Gut anderthalb Jahrzehnte nach Ende des stark konfessionell geprägten Bürgerkriegs spielen religiöse Autoritäten im moralischen Diskurs des Landes und seiner vier Millionen Einwohner weiter eine bedeutende Rolle. Mehrere Schauspielerinnen sagten Khoury nach näherer Beschäftigung mit den Monologen ab, weil die Angst von Familie und Freunden zu groß war, durch den öffentlichen Auftritt möglicherweise in Verruf zu geraten. Bis in die letzten Nischen reicht der Einfluss religiöser Kreise, auch eine Szene in "Frauengespräche" handelt davon. Lautes Gelächter füllt den Saal, als eine der Darstellerinnen von ihrem Besuch beim Frauenarzt erzählt, der unvermittelt fragte: "Welcher Religion gehören Sie an?"

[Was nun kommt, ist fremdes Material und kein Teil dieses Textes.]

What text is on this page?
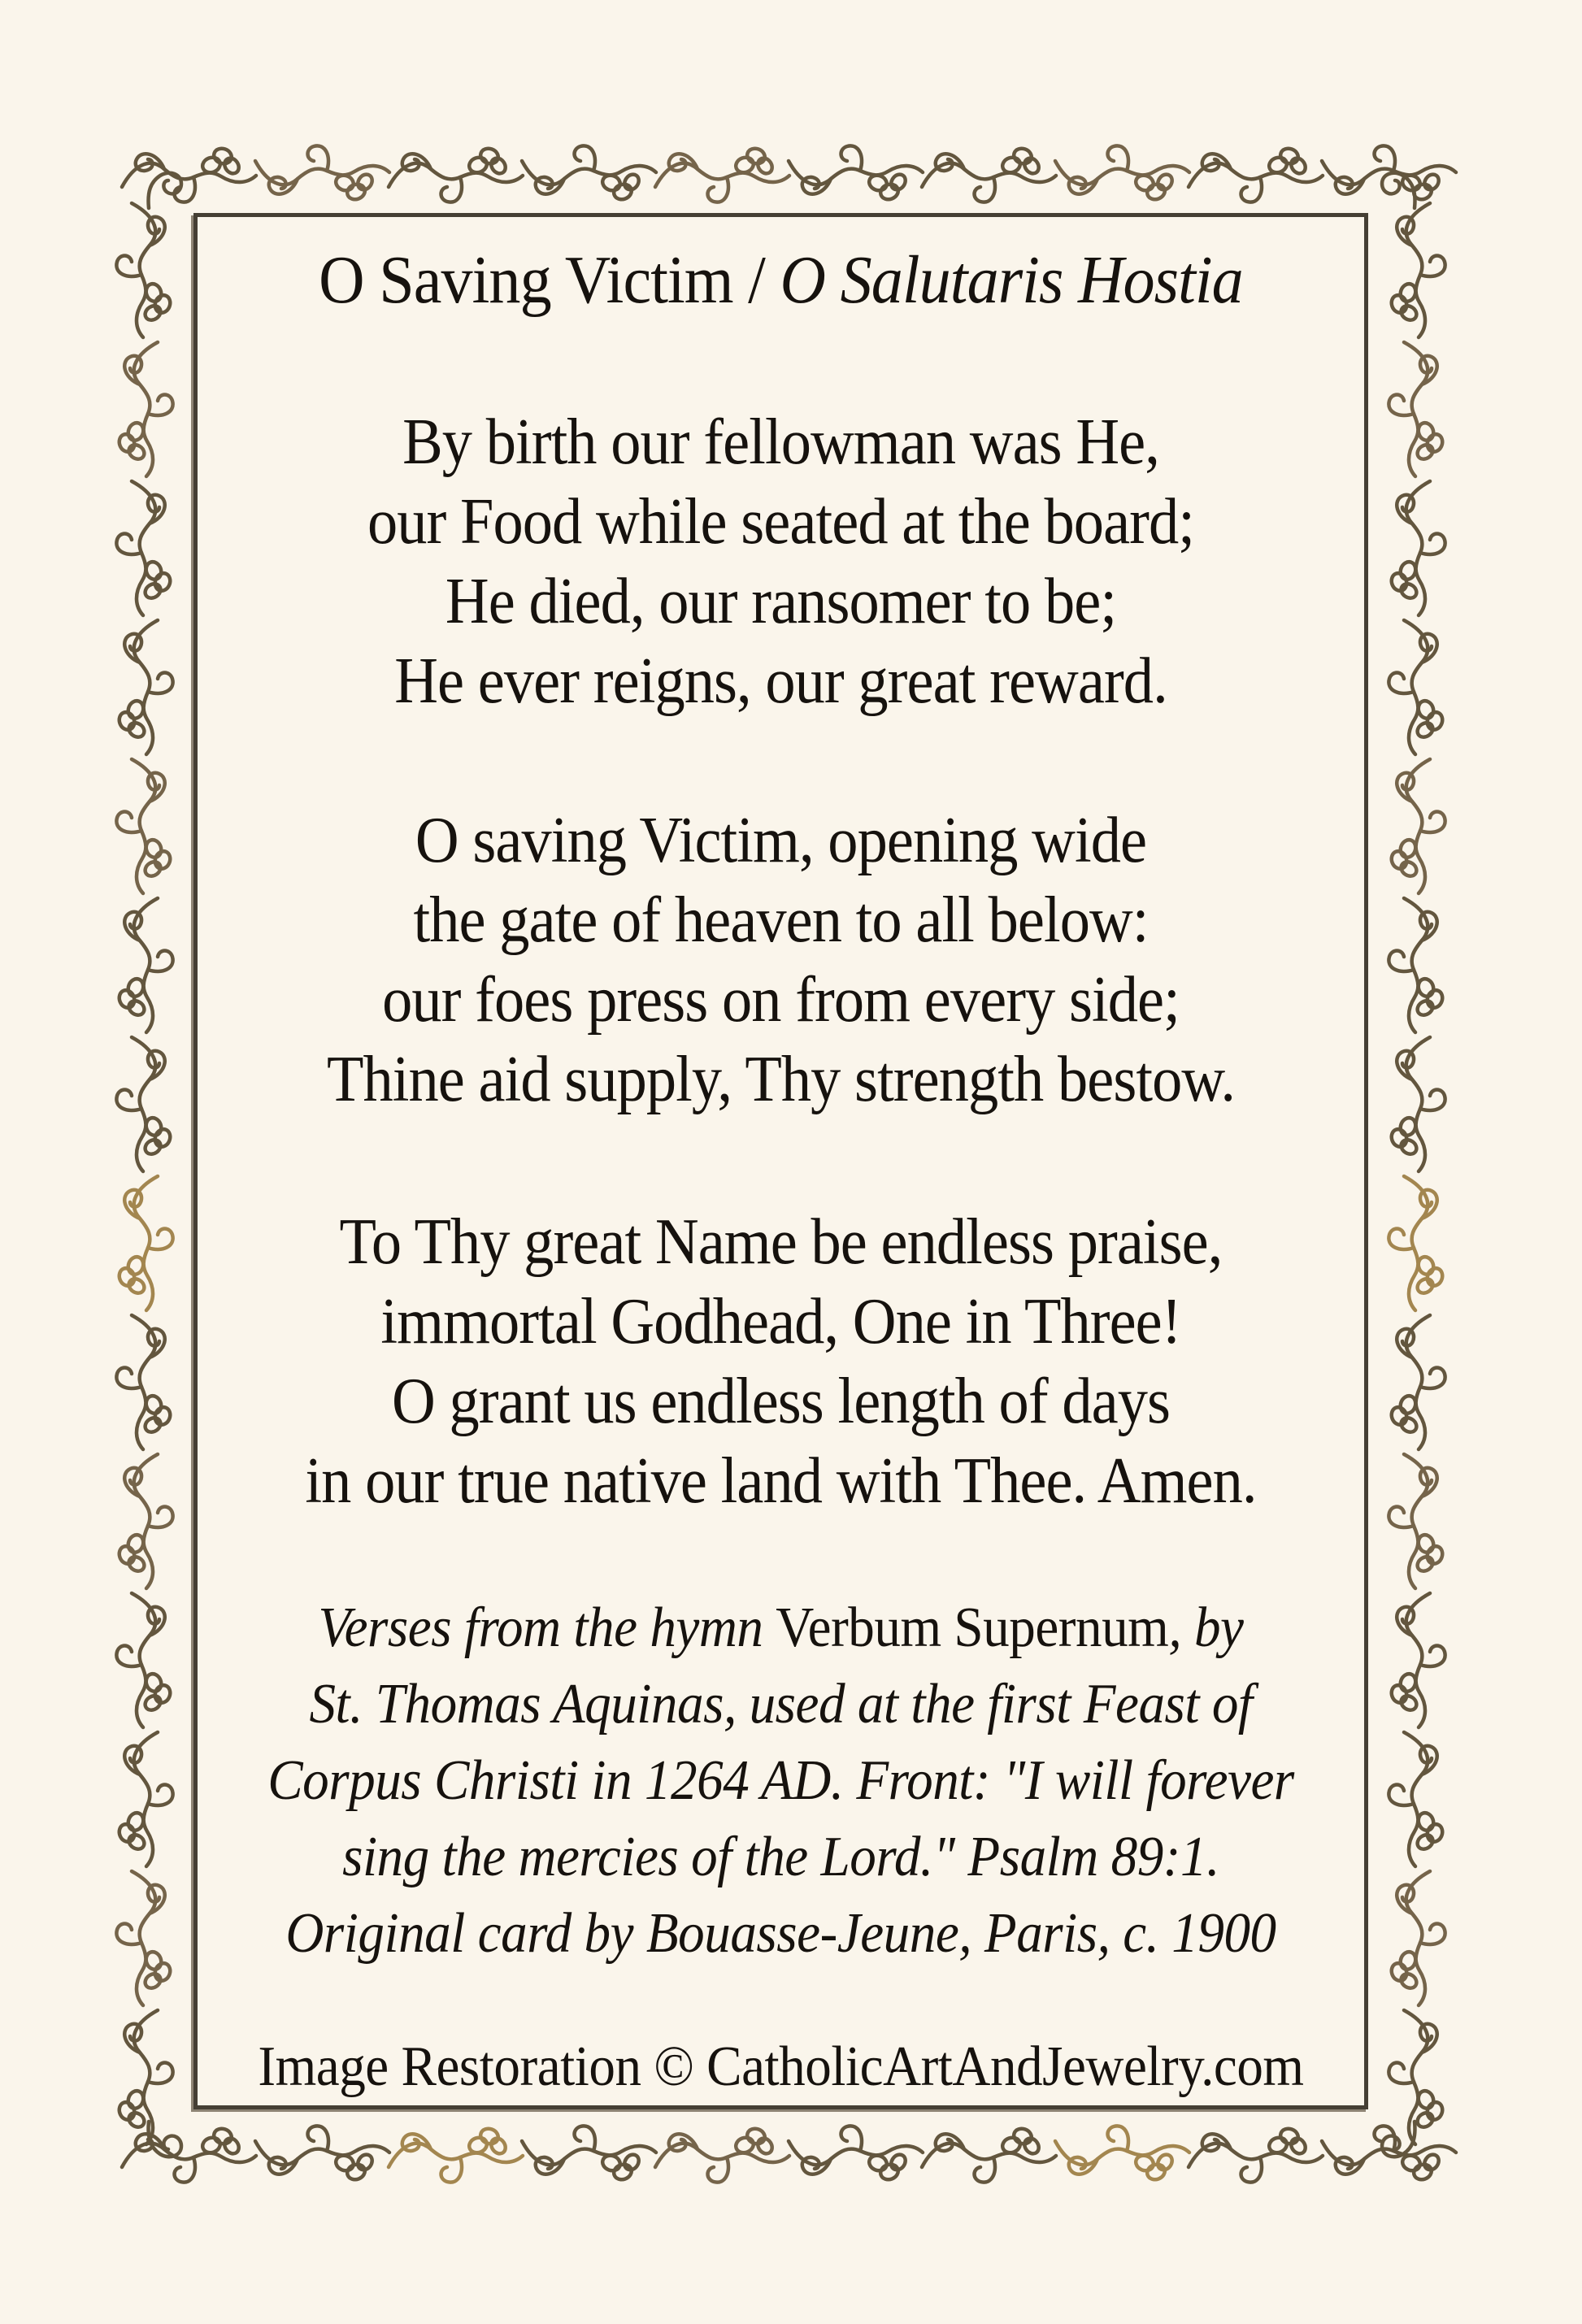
O Saving Victim / O Salutaris Hostia
By birth our fellowman was He,
our Food while seated at the board;
He died, our ransomer to be;
He ever reigns, our great reward.
O saving Victim, opening wide
the gate of heaven to all below:
our foes press on from every side;
Thine aid supply, Thy strength bestow.
To Thy great Name be endless praise,
immortal Godhead, One in Three!
O grant us endless length of days
in our true native land with Thee. Amen.
Verses from the hymn Verbum Supernum, by
St. Thomas Aquinas, used at the first Feast of
Corpus Christi in 1264 AD. Front: "I will forever
sing the mercies of the Lord." Psalm 89:1.
Original card by Bouasse-Jeune, Paris, c. 1900
Image Restoration © CatholicArtAndJewelry.com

Genau diese Frage aber ist für Khoury irrelevant. Unter ihren Schauspielerinnen finden sich Christinnen wie Musliminnen. Auch die Interviews, die sie führte, bevor sie sich ans Schreiben machte, hätten gezeigt, "dass die Probleme Frauen beider Religionen und aller Schichten betreffen". Gerne würde sie "Frauengespräche" deshalb in Damaskus oder Kairo aufführen, aber das hält sie angesichts der gesellschaftlichen Verhältnisse in Ägypten und Syrien zur Zeit für unmöglich. Reden über Sexualität auf der Bühne – bis auf weiteres scheint das in der arabischen Welt nur in Beirut möglich.